What did this feel like? What does it feel like now? I’m pleased to publish this powerful guest post from the writer and journalist Amandla Thomas-Johnson. Amandla has reported from a dozen countries, including Chile, Senegal and Trinidad and Tobago. He has worked for Middle East Eye, BBC, The Daily Telegraph, The Guardian, Aljazeera, and was a trainee at Channel 4 Dispatches. He is the author of Becoming Kwame Ture, a short text about the activist also known as Stokely Carmichael and is currently a PhD student at Cornell University's department of Literatures in English.
These are his reflections on the ‘day that changed the world’ and the events that followed.
No Respite
I felt little respite when in the wake of 9/11 tabloid front pages shifted their focus from Black men in hoodies to brown men with beards; earlier that year I had taken my shahadah and become a Muslim. I struggle to imagine what sort of person I would now be had the towers not fallen. My friends, my politics, my choice of profession, where I travel, what I say and to whom, what I write and for whom, my best hopes and my worst fears, were all shaped by the events of September 11th 2001.
Some part of me just thinks that my life over the last twenty years has just been a whole big waste of time. Just because of the West's imperial impulses, with its gluttonous oil companies and bloodthirsty arms manufacturers, we have been forced to expend time and energy on trying to shut Guantanamo, ban Prevent, overturn the Muslim ban, seek redress for rendition and torture, battle McCarthyite-like smears, seethe at Douglas Murray, as well as campaign against further military interventions - and risk getting criminalised for doing so.
I'm not sure whether those of us who are Muslim in the West quite understand how the so-called war on terror has affected us collectively. There was a time, believe it or not, when Muslims were at the forefront of broad coalitions against global injustices, had a vision of the greater good.

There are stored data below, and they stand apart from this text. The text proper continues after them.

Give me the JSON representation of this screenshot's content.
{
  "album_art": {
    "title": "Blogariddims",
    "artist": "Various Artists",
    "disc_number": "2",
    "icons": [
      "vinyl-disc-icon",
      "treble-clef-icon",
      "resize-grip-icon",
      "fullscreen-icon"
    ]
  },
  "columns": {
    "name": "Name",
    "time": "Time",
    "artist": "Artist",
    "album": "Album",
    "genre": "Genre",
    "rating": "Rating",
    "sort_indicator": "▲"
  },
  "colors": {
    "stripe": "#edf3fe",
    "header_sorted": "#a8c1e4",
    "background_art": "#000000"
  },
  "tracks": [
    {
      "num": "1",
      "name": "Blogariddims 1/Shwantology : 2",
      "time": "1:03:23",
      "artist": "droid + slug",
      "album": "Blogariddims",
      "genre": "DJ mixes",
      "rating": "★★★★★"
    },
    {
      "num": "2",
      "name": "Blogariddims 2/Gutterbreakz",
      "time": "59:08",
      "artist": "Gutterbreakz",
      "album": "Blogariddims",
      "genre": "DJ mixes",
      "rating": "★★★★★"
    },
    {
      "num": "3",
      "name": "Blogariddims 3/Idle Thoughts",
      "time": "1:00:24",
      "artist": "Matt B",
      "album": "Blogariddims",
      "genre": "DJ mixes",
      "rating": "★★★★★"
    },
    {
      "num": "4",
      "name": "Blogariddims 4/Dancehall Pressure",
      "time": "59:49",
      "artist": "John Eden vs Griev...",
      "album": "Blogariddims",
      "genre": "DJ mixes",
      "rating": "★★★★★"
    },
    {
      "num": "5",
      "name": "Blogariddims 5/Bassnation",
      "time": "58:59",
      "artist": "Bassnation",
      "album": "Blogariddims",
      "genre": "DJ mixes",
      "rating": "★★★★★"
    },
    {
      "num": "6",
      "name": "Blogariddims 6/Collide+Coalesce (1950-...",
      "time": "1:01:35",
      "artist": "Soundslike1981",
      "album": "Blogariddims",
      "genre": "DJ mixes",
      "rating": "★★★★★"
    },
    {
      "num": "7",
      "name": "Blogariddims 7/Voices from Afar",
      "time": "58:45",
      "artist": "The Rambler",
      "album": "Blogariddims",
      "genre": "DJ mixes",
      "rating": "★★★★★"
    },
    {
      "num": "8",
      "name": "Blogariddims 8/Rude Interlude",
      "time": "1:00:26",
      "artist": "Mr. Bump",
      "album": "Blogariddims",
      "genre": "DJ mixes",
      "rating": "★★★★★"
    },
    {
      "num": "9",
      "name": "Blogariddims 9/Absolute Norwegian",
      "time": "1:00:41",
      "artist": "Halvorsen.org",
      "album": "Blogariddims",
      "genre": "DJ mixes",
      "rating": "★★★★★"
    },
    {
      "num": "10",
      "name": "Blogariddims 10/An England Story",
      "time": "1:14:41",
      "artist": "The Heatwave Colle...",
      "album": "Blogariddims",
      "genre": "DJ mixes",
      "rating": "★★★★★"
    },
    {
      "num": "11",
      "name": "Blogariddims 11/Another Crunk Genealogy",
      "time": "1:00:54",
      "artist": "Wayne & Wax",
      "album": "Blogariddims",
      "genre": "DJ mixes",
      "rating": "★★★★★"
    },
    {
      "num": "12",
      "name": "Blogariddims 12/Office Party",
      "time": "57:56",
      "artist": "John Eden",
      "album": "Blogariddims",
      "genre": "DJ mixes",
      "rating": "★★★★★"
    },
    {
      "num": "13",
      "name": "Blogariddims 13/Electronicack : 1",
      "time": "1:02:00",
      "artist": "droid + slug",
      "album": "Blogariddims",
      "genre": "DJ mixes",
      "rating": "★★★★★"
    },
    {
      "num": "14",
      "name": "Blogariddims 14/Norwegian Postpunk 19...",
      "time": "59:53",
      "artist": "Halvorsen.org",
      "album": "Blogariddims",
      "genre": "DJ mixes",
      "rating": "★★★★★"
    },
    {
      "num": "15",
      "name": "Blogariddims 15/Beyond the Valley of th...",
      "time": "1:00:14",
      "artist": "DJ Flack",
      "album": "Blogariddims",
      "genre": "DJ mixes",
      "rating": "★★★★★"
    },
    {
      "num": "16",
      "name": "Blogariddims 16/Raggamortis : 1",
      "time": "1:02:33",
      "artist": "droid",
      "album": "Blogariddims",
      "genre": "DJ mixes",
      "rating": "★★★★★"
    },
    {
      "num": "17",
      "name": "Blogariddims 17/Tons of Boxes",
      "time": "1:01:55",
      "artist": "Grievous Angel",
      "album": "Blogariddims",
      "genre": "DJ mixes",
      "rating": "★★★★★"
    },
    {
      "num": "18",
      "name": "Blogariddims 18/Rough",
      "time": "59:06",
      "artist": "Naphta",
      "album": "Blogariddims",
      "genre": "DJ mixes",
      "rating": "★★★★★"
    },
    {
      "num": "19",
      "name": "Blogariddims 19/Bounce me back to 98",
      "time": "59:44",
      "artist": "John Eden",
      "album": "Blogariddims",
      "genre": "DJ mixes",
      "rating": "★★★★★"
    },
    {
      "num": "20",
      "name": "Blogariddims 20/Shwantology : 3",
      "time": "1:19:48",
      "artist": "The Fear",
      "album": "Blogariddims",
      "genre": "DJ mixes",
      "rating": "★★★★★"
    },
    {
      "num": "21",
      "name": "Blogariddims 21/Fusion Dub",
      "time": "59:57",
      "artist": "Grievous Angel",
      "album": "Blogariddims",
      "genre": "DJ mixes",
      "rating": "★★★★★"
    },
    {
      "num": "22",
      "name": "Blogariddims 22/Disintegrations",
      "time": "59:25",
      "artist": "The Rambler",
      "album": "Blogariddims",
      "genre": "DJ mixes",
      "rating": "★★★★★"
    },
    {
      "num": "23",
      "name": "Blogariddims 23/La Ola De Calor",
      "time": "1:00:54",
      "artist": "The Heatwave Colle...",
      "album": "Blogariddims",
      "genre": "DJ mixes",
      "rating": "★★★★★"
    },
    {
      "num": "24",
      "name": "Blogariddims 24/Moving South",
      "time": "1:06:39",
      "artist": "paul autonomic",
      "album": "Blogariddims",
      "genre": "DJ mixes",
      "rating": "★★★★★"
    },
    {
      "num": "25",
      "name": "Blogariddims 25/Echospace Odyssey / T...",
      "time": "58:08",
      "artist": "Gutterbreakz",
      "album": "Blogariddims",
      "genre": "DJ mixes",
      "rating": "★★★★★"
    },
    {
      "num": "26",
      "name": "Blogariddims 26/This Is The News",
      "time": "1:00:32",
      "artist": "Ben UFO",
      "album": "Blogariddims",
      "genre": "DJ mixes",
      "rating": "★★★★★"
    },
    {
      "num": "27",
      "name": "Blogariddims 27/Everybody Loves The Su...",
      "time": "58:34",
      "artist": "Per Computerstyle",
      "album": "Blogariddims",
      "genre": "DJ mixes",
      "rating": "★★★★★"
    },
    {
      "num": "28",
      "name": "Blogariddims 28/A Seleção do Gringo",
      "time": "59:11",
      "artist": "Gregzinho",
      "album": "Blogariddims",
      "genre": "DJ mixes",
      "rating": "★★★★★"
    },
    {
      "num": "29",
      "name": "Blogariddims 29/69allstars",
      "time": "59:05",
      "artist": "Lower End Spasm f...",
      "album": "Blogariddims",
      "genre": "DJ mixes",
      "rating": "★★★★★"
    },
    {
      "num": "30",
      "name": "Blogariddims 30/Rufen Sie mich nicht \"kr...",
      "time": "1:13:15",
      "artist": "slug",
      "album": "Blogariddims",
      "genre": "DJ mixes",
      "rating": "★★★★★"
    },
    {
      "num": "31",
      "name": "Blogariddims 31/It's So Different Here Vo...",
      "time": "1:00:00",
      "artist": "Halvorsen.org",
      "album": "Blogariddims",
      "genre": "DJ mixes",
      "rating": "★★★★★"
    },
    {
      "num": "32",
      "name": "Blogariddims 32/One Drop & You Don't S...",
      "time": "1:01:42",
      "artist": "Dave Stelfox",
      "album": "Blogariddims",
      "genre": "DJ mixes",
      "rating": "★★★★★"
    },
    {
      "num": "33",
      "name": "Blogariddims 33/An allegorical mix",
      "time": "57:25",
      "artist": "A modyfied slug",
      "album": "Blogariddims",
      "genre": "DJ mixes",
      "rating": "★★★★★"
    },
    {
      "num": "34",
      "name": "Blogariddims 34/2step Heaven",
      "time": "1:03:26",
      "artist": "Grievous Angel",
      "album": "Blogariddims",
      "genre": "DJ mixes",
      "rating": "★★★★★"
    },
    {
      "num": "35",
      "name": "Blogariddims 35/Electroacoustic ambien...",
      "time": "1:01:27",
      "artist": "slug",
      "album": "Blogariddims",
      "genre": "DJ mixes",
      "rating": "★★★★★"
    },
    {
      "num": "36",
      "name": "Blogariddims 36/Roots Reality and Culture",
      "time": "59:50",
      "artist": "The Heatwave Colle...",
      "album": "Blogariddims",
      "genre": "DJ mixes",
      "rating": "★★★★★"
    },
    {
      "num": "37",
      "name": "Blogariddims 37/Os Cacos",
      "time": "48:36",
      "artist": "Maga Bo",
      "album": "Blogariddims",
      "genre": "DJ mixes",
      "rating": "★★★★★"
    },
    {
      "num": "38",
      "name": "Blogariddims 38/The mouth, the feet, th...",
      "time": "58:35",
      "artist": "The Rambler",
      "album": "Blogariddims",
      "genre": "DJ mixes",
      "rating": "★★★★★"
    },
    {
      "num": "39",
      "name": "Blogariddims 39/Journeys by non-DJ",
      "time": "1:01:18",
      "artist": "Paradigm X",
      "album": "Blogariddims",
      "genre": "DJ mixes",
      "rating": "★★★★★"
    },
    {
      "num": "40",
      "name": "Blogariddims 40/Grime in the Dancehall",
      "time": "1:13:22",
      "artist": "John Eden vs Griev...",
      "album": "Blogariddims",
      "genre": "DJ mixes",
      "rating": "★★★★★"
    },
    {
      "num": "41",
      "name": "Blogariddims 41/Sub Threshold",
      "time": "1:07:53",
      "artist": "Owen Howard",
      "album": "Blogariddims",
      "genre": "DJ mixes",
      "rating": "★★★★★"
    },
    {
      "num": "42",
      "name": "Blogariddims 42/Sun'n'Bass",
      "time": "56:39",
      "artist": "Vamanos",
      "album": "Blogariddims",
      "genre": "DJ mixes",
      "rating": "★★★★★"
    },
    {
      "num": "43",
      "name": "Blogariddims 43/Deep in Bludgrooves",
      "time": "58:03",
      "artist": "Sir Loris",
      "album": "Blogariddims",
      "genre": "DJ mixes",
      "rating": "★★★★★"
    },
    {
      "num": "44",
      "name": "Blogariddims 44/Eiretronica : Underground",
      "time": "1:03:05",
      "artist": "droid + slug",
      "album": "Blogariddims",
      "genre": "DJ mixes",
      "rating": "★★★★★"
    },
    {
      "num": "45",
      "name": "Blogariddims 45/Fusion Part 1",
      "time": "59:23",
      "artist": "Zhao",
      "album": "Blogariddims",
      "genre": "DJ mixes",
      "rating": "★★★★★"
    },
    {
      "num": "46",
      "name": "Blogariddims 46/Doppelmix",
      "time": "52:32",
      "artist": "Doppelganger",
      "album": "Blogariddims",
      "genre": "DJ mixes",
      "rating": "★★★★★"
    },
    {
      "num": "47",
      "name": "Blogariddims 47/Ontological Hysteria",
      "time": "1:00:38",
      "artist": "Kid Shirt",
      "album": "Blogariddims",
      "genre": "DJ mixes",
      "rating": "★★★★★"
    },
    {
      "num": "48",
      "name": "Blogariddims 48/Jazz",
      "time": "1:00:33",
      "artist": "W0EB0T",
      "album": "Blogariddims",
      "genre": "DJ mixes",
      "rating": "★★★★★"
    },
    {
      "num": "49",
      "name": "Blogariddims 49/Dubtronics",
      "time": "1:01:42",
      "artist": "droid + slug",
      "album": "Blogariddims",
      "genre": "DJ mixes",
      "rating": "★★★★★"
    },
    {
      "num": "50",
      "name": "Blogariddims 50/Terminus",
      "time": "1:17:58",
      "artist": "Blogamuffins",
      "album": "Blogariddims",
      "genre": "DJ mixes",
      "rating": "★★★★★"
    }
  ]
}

What does it mean now that so many of our leaders on both sides of the Atlantic - from across the doctrinal spectrum, Black, white, Arab, South Asian - having backed such a full retreat into the private sphere, find rare agreement on the need to oppose activism?
Alarmist schoolboy screeds on the ills of Marxism, critical race theory and feminism seem to be the stuff of collective trauma, of an imagination stifled and contained, limited to the radical wing of the Republican party convention, the backbenches of the Tory party conference.
Without a doubt, over the last twenty years, we've been heavily disciplined, beaten down, chastened. It is hard to tell whether we know this and yet still choose to tread an increasingly narrow path or if we are totally lost and do not know where we are heading.
As we ask bold questions of the powers that be, there are some urgent ones we need to ask ourselves: How has it come to this? How we have become so domesticated?